I’ve really enjoyed having nice pyjamas for a change (I’d been wearing really old mismatched things before). It feels like a real luxury somehow! Have you made yourself pyjamas?
 

2 Jersey Inari Tees

After sharing my 6 woven Inari tees I thought I’d share 2 jersey ones I made at the same time. I think 8 should be enough of the same top for now, hey! 😂

This first one is made from leftover fabric from this Peppermint jersey dress I made a few years ago.

I still love the colour of this fabric and since I don’t wear the dress super often, I’m glad to have another garment made from the same fabric.

You can’t really see in the photos but I put the neckband on backwards, with the join right in the front which is a bit annoying but I noticed after I’d overlocked and top-stitched it and couldn’t be bothered to unpick so much stitching!

This grey one is made from the left over fabric from my Toaster sweater, which I also very seldom wear, so I’m also glad to have finally sewn up the remnants into a more wearable top.

I don’t quite know what happened to the neckband on this top, but it looks really buckled. Bit annoying, but again, I noticed when I’d done all the stitching and what can I say, I’m lazy!

This was the smallest remnant I used for any Inari tee so I really had to piece together the back panel. I slightly wish I’d pieced the front too, though I do kind of like the sleek front and pieced back.

In case you hadn’t guessed, I think the Inari is my favourite boxy tee pattern, though there are so many other options out there. I do kind of want to try some other patterns but how many t-shirts does someone who lives in the UK need?!

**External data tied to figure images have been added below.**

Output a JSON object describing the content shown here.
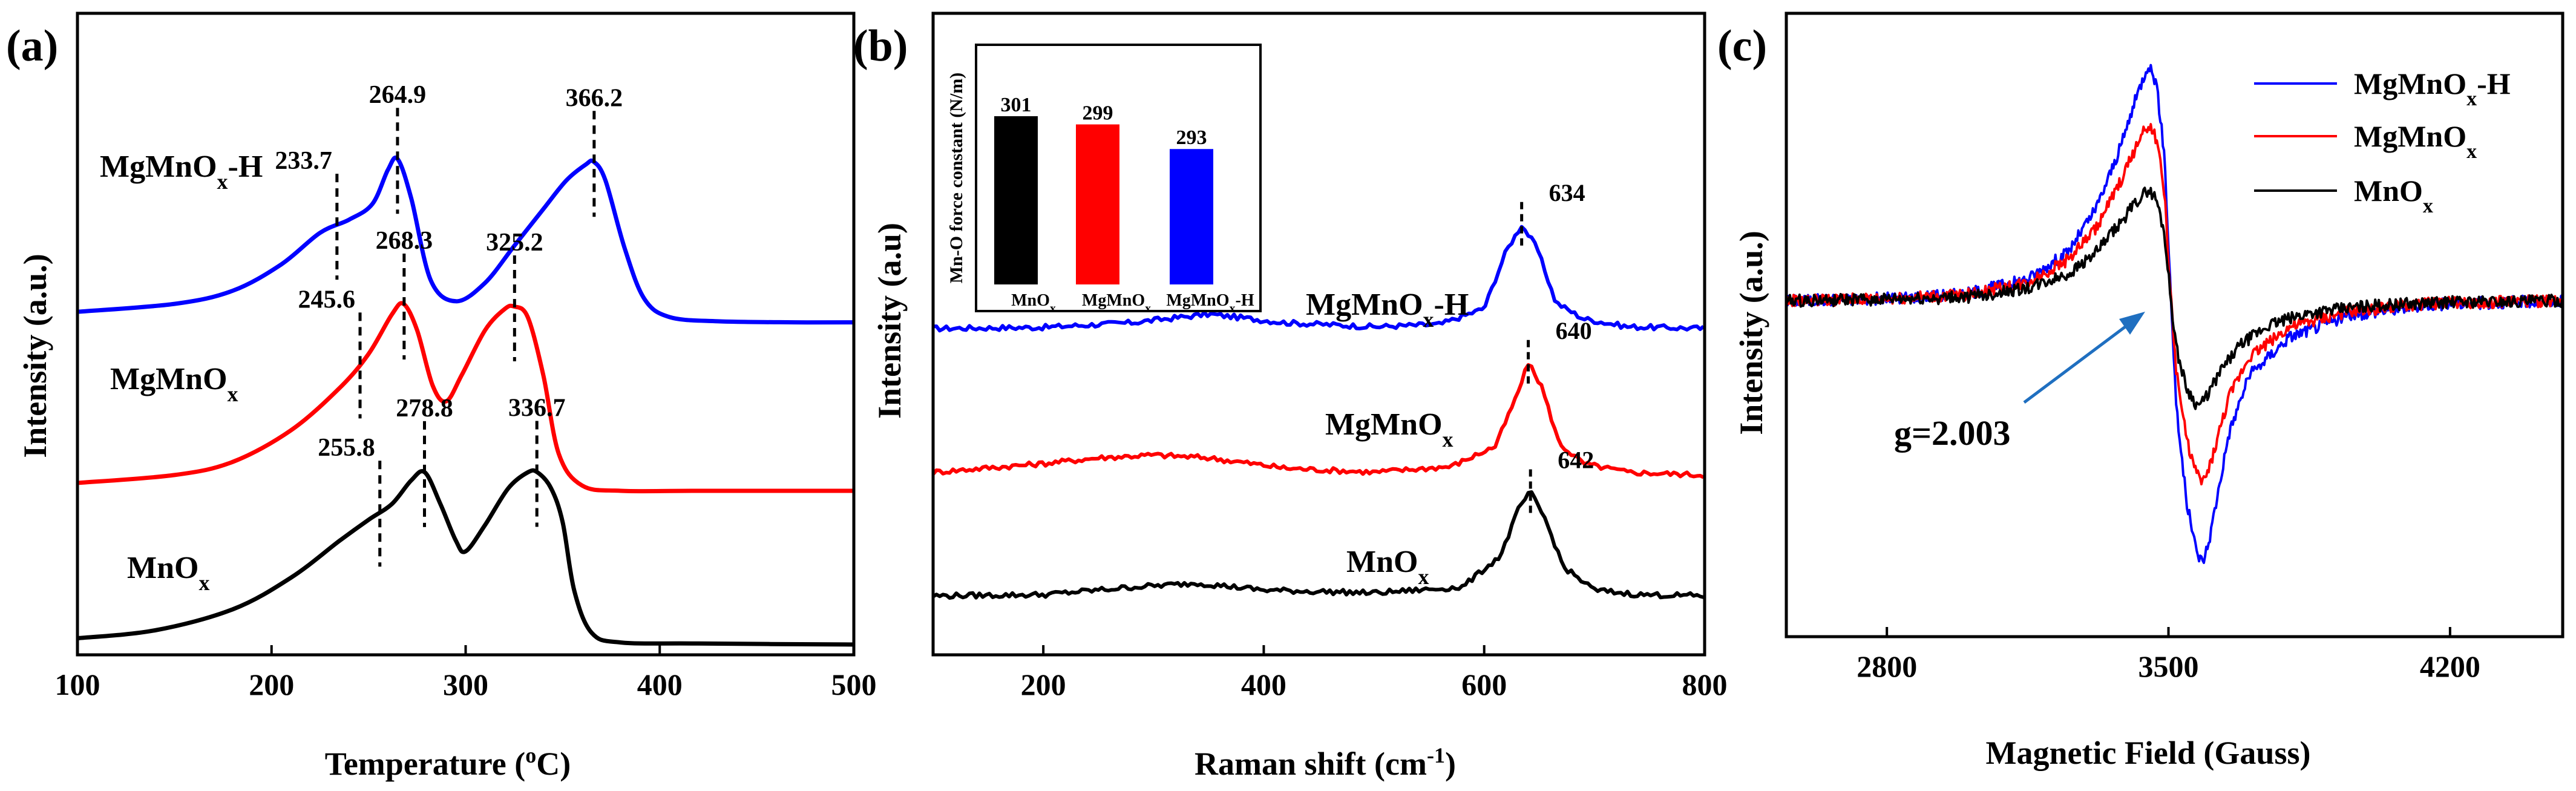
{
  "panels": {
    "a": {
      "label": "(a)",
      "xlabel": "Temperature (°C)",
      "xlabel_parts": {
        "pre": "Temperature (",
        "sup": "o",
        "post": "C)"
      },
      "ylabel": "Intensity (a.u.)",
      "xticks": [
        "100",
        "200",
        "300",
        "400",
        "500"
      ]
    },
    "b": {
      "label": "(b)",
      "xlabel": "Raman shift (cm-1)",
      "xlabel_parts": {
        "pre": "Raman shift (cm",
        "sup": "-1",
        "post": ")"
      },
      "ylabel": "Intensity (a.u)",
      "xticks": [
        "200",
        "400",
        "600",
        "800"
      ]
    },
    "c": {
      "label": "(c)",
      "xlabel": "Magnetic Field (Gauss)",
      "ylabel": "Intensity (a.u.)",
      "xticks": [
        "2800",
        "3500",
        "4200"
      ],
      "annotation": "g=2.003"
    }
  },
  "series_labels": {
    "MgMnOx-H": {
      "base": "MgMnO",
      "sub": "x",
      "tail": "-H"
    },
    "MgMnOx": {
      "base": "MgMnO",
      "sub": "x",
      "tail": ""
    },
    "MnOx": {
      "base": "MnO",
      "sub": "x",
      "tail": ""
    }
  },
  "colors": {
    "MgMnOx-H": "#0000ff",
    "MgMnOx": "#ff0000",
    "MnOx": "#000000"
  },
  "chart_data": [
    {
      "type": "line",
      "title": "(a)",
      "xlabel": "Temperature (°C)",
      "ylabel": "Intensity (a.u.)",
      "xlim": [
        100,
        500
      ],
      "ylim": [
        0,
        10
      ],
      "grid": false,
      "series": [
        {
          "name": "MgMnOx-H",
          "color": "#0000ff",
          "x": [
            100,
            150,
            180,
            205,
            225,
            240,
            252,
            260,
            265,
            272,
            282,
            295,
            310,
            325,
            340,
            352,
            362,
            366,
            372,
            382,
            392,
            405,
            430,
            470,
            500
          ],
          "y": [
            6.4,
            6.55,
            6.8,
            7.3,
            7.9,
            8.15,
            8.45,
            9.1,
            9.3,
            8.55,
            7.0,
            6.6,
            6.95,
            7.65,
            8.35,
            8.9,
            9.2,
            9.25,
            8.9,
            7.6,
            6.65,
            6.3,
            6.22,
            6.2,
            6.2
          ],
          "peaks": [
            {
              "x": 233.7,
              "label": "233.7"
            },
            {
              "x": 264.9,
              "label": "264.9"
            },
            {
              "x": 366.2,
              "label": "366.2"
            }
          ]
        },
        {
          "name": "MgMnOx",
          "color": "#ff0000",
          "x": [
            100,
            150,
            180,
            210,
            235,
            250,
            262,
            268,
            275,
            283,
            290,
            298,
            310,
            320,
            325,
            332,
            340,
            348,
            360,
            380,
            420,
            500
          ],
          "y": [
            3.15,
            3.3,
            3.55,
            4.15,
            4.95,
            5.6,
            6.35,
            6.55,
            6.05,
            5.0,
            4.7,
            5.2,
            6.05,
            6.45,
            6.5,
            6.3,
            5.2,
            3.7,
            3.1,
            3.0,
            3.0,
            3.0
          ],
          "peaks": [
            {
              "x": 245.6,
              "label": "245.6"
            },
            {
              "x": 268.3,
              "label": "268.3"
            },
            {
              "x": 325.2,
              "label": "325.2"
            }
          ]
        },
        {
          "name": "MnOx",
          "color": "#000000",
          "x": [
            100,
            140,
            180,
            210,
            235,
            250,
            262,
            272,
            279,
            287,
            295,
            300,
            310,
            322,
            332,
            337,
            344,
            350,
            356,
            365,
            380,
            420,
            500
          ],
          "y": [
            0.2,
            0.35,
            0.75,
            1.35,
            2.05,
            2.45,
            2.75,
            3.2,
            3.35,
            2.75,
            2.05,
            1.85,
            2.35,
            3.05,
            3.35,
            3.35,
            3.05,
            2.4,
            1.1,
            0.3,
            0.12,
            0.1,
            0.08
          ],
          "peaks": [
            {
              "x": 255.8,
              "label": "255.8"
            },
            {
              "x": 278.8,
              "label": "278.8"
            },
            {
              "x": 336.7,
              "label": "336.7"
            }
          ]
        }
      ]
    },
    {
      "type": "line",
      "title": "(b)",
      "xlabel": "Raman shift (cm-1)",
      "ylabel": "Intensity (a.u)",
      "xlim": [
        100,
        800
      ],
      "ylim": [
        0,
        10
      ],
      "grid": false,
      "series": [
        {
          "name": "MgMnOx-H",
          "color": "#0000ff",
          "x": [
            100,
            200,
            280,
            350,
            420,
            500,
            560,
            600,
            620,
            634,
            648,
            665,
            690,
            730,
            800
          ],
          "y": [
            5.55,
            5.57,
            5.65,
            5.8,
            5.65,
            5.58,
            5.62,
            5.9,
            6.9,
            7.35,
            6.95,
            6.0,
            5.72,
            5.58,
            5.55
          ],
          "peak": {
            "x": 634,
            "label": "634"
          }
        },
        {
          "name": "MgMnOx",
          "color": "#ff0000",
          "x": [
            100,
            200,
            250,
            300,
            350,
            420,
            500,
            570,
            610,
            630,
            640,
            652,
            668,
            690,
            730,
            800
          ],
          "y": [
            3.05,
            3.2,
            3.3,
            3.35,
            3.3,
            3.12,
            3.05,
            3.15,
            3.5,
            4.4,
            4.95,
            4.55,
            3.55,
            3.2,
            3.05,
            3.0
          ],
          "peak": {
            "x": 640,
            "label": "640"
          }
        },
        {
          "name": "MnOx",
          "color": "#000000",
          "x": [
            100,
            200,
            280,
            340,
            400,
            500,
            580,
            615,
            632,
            642,
            655,
            672,
            700,
            740,
            800
          ],
          "y": [
            0.9,
            0.92,
            1.05,
            1.12,
            1.0,
            0.95,
            1.05,
            1.6,
            2.45,
            2.7,
            2.25,
            1.4,
            1.0,
            0.92,
            0.9
          ],
          "peak": {
            "x": 642,
            "label": "642"
          }
        }
      ],
      "inset": {
        "type": "bar",
        "ylabel": "Mn-O force constant (N/m)",
        "ylim": [
          260,
          310
        ],
        "categories": [
          "MnOx",
          "MgMnOx",
          "MgMnOx-H"
        ],
        "values": [
          301,
          299,
          293
        ],
        "value_labels": [
          "301",
          "299",
          "293"
        ],
        "colors": [
          "#000000",
          "#ff0000",
          "#0000ff"
        ]
      }
    },
    {
      "type": "line",
      "title": "(c)",
      "xlabel": "Magnetic Field (Gauss)",
      "ylabel": "Intensity (a.u.)",
      "xlim": [
        2550,
        4480
      ],
      "ylim": [
        -11,
        11
      ],
      "grid": false,
      "legend": "top-right",
      "annotation": {
        "text": "g=2.003",
        "arrow_to_x": 3500
      },
      "series": [
        {
          "name": "MgMnOx-H",
          "color": "#0000ff",
          "x": [
            2550,
            2800,
            3000,
            3150,
            3250,
            3320,
            3380,
            3420,
            3450,
            3470,
            3490,
            3505,
            3520,
            3545,
            3570,
            3585,
            3600,
            3620,
            3650,
            3700,
            3800,
            3950,
            4150,
            4480
          ],
          "y": [
            0,
            0.1,
            0.3,
            0.9,
            2.0,
            3.8,
            6.3,
            8.4,
            9.8,
            9.0,
            6.0,
            0.5,
            -4.5,
            -8.3,
            -10.4,
            -10.8,
            -10.0,
            -8.2,
            -5.5,
            -3.1,
            -1.5,
            -0.6,
            -0.15,
            0
          ]
        },
        {
          "name": "MgMnOx",
          "color": "#ff0000",
          "x": [
            2550,
            2800,
            3000,
            3150,
            3250,
            3320,
            3380,
            3420,
            3450,
            3470,
            3490,
            3505,
            3520,
            3545,
            3570,
            3585,
            3600,
            3620,
            3650,
            3700,
            3800,
            3950,
            4150,
            4480
          ],
          "y": [
            0,
            0.1,
            0.25,
            0.75,
            1.7,
            3.0,
            4.9,
            6.4,
            7.3,
            6.7,
            4.5,
            0.3,
            -3.0,
            -5.7,
            -7.2,
            -7.5,
            -7.0,
            -5.8,
            -4.0,
            -2.3,
            -1.1,
            -0.45,
            -0.1,
            0
          ]
        },
        {
          "name": "MnOx",
          "color": "#000000",
          "x": [
            2550,
            2800,
            3000,
            3150,
            3250,
            3320,
            3380,
            3420,
            3450,
            3470,
            3490,
            3505,
            3520,
            3545,
            3570,
            3585,
            3600,
            3630,
            3680,
            3750,
            3850,
            4000,
            4200,
            4480
          ],
          "y": [
            0,
            0.05,
            0.15,
            0.5,
            1.1,
            2.0,
            3.2,
            4.1,
            4.6,
            4.2,
            2.8,
            0.2,
            -2.0,
            -3.6,
            -4.3,
            -4.2,
            -3.8,
            -2.9,
            -1.8,
            -1.0,
            -0.5,
            -0.2,
            -0.05,
            0
          ]
        }
      ]
    }
  ]
}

What’s your favourite tee pattern?
 

Black Skinny Dawn Jeans

After sharing all my many, many shirt, now comes the sharing of the multiple pairs of jeans I’ve made while being furloughed (5 in total for those keeping count!)

This is another pair of Megan Nielsen Dawn Jeans. I bought this lovely (and really quite stretchy) black denim from Fabric Godmother absolutely ages ago and was going to make Ginger Jeans, but after finding I much preferred the fit of the Dawns I changed my plans.

I made the size 4, as with my first pair. I took the same 2cm off the back seam before putting on the waistband.

Because I was planning for these to be Gingers, I had already bought a zip and luckily you can follow the sewalong for the Ash Jeans on Megan Nielsen’s blog for how to install a jeans fly instead of buttons. Thankfully it’s super easy! And I think I prefer zips to buttons generally when it comes to flies – I find buttons gape no matter how well you’ve installed them.

The other adjustments I made to the fit of this pair was to make the legs more skinny than they straight leg version I made the first time. Also with this denim being stretchy, I knew I’d have to check the fit from scratch. I did start to write down how much I took off the legs – 2cm off inner leg seams, grading to 4cm at the crotch and taking in the outside leg seams too to make sure the seams still went as vertically as possible down my legs. I initially took them in too much at the ankle and couldn’t get them on and off so I had to let them out a bit! Lol! Good job I kept trying them on!

I did a 5cm hem again for this pair to get them to just about sit on my ankles – I particularly like how they look with my Birkenstocks.

I used my first pair to figure out where to put the back pockets – so much easier once you’ve done it once than to keep trying to twist around to see your own arse in the mirror!

I decided to do matching black top-stitching instead of the standard mustard jeans colour as I had a pair of rtw black skinny jeans years ago with matching top-stitching.

I’m not gonna lie, btw, I’m pretty pleased with the fit of these jeans – I’m sure it’s not perfect but it’s better than pretty much every pair of rtw ones I owned in the past!

Maybe if I make some more jeans (though I think for now 6 pairs is enough for my wardrobe!) then I might do a fun top-stitching design on the back pockets.

I’m so glad I had enough time while being furloughed (though the longer it goes on the more I’m worried whether I’ll have a job to get back to at all) to really have the time to make jeans. It always seemed too complicated and involved to want to do during one or two sewing days, so I’d often pick something easier to complete in a shorter space of time – though, of course, jeans don’t take quite as long as I feared!